Nel piano di dimissione rientro a domicilio vanno inseriti i seguenti accorgimenti: assicurare le informazioni; attivare interventi di educazione terapeutica; rientro a domicilio con attivazione di servizi (prestazioni mediche, infermieristiche o sociali programmate e di supporto, terapie iniettive, controlli pressori, medicazioni ecc.); informare e discutere con il paziente e i familiari gli obiettivi assistenziali da garantire a domicilio; condividere la richiesta di attivazione dei Servizi Territoriali; valutare le informazioni da trasmettere ai colleghi dell’assistenza domiciliare integrata (ADI) o del distretto; attivazione del servizio sociale per residenze sanitarie protette, strutture riabilitative, eccetera; attivare precocemente la valutazione multidimensionale; trasmettere informazioni, sempre ai colleghi del servizio domiciliare integrato, circa il trasferimento dei pazienti post acuti; condividere con i familiari o le persone di riferimento l’attivazione del predetto servizio post acuti, concordando anche tempi e modalità del trasporto e, se necessario, attivarlo; organizzare il trasferimento del paziente; garantire le informazioni sulla situazione assistenziale del paziente e sulle esigenze di continuità zona, fornendo numeri di telefono, indirizzi e orari, modalità di attivazione, per poter dare riferimenti precisi ai familiari, anche su come e dove acquisire gli ausili consigliati per evitare inutili sprechi di tempo e disagi.
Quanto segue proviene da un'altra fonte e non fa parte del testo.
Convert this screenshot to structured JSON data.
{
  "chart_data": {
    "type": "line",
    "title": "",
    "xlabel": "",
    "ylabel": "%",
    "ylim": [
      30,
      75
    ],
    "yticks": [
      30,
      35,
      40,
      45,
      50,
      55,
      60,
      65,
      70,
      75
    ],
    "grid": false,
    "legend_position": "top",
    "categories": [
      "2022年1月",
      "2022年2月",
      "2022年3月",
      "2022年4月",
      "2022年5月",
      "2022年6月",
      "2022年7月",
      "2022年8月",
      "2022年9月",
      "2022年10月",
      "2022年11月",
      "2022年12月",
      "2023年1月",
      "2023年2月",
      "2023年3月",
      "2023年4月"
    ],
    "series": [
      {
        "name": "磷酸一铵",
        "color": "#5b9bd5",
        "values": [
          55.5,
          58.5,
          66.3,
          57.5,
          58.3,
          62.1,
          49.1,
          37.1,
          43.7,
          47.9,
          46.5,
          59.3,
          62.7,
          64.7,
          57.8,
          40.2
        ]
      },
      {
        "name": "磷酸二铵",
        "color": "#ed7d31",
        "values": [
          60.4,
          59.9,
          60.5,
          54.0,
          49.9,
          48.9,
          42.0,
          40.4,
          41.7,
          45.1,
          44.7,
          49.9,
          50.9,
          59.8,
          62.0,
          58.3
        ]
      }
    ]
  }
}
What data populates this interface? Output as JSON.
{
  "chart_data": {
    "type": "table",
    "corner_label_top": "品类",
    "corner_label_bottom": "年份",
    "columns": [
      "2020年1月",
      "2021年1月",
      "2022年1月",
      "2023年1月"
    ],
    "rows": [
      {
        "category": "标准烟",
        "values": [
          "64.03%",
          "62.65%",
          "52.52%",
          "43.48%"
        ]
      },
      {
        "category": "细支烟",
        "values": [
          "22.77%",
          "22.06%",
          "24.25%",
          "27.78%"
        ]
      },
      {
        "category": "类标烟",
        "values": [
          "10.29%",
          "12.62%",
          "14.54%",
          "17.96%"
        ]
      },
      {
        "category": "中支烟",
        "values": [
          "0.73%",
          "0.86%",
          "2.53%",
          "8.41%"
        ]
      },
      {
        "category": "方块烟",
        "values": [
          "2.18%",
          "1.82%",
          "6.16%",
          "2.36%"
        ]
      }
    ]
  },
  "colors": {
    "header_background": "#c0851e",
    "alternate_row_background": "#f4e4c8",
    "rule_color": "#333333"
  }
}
Anche il follow up (controllo programmato) è molto utile nel ridurre l’incidenza di complicazioni.

Antonio Del Vecchio, Giornalista e Scrittore (servizio del 2016)

Bibliografia e riferimenti.

  • Aversa R, Cagliostro D, Morione S. “La prima dimissione: comunicazione integrata medico-infermiere”, in Assistenza infermieristica e Ricerca 2004;
  • Chiari P, Santullo A., L’infermiere case manager,McGraw-Hill 2001; “Il Servizio sanitario in Italia”, Il Mulino, Bologna, 2000;
  • Gobbi P, “La dimissione protetta: uno strumento di continuità assistenziale”, in: Management Infermieristico 2008;
  • Bono L, Dutto A, “Dimissioni ospedaliere”, in: Dossier infad 2006;
  • Galli S, Bussotti A, “Le dimissioni ospedaliere”, in: “Salute e Territorio” 2007; Profilo professionale dell’infermiere, Ministero della Sanità, Decreto 14 Settembre 1994, n 739;
  • Colle F, Palese A, “La continuità dell’assistenza basata su informazioni scritte e infermieri dedicati”, in: Assistenza infermieristica e Ricerca 2004; Codice deontologico dell’Infermiere, 1999;
  • Saiani L, Palese A, Brugnolli A, Benaglio C, “La pianificazione delle dimissioni ospedaliere e il contributo degli infermieri”, in: Assistenza infermieristica e Ricerca 2004;
  • Piano Sanitario Nazionale 2003-2005; Scheda di dimissione-aggiornamento 2011 a cura di Guerzoni Franco Ufficio Dimissioni Ospedaliere; Dh Department of Health, Dimissioni ospedaliere: percorso, processo e pratica, Edizione Italiana (a cura di Cesarina Prandi con trad. di Laura Delpiano), Cespi, Torino, 2009; altri siti Web sul tema).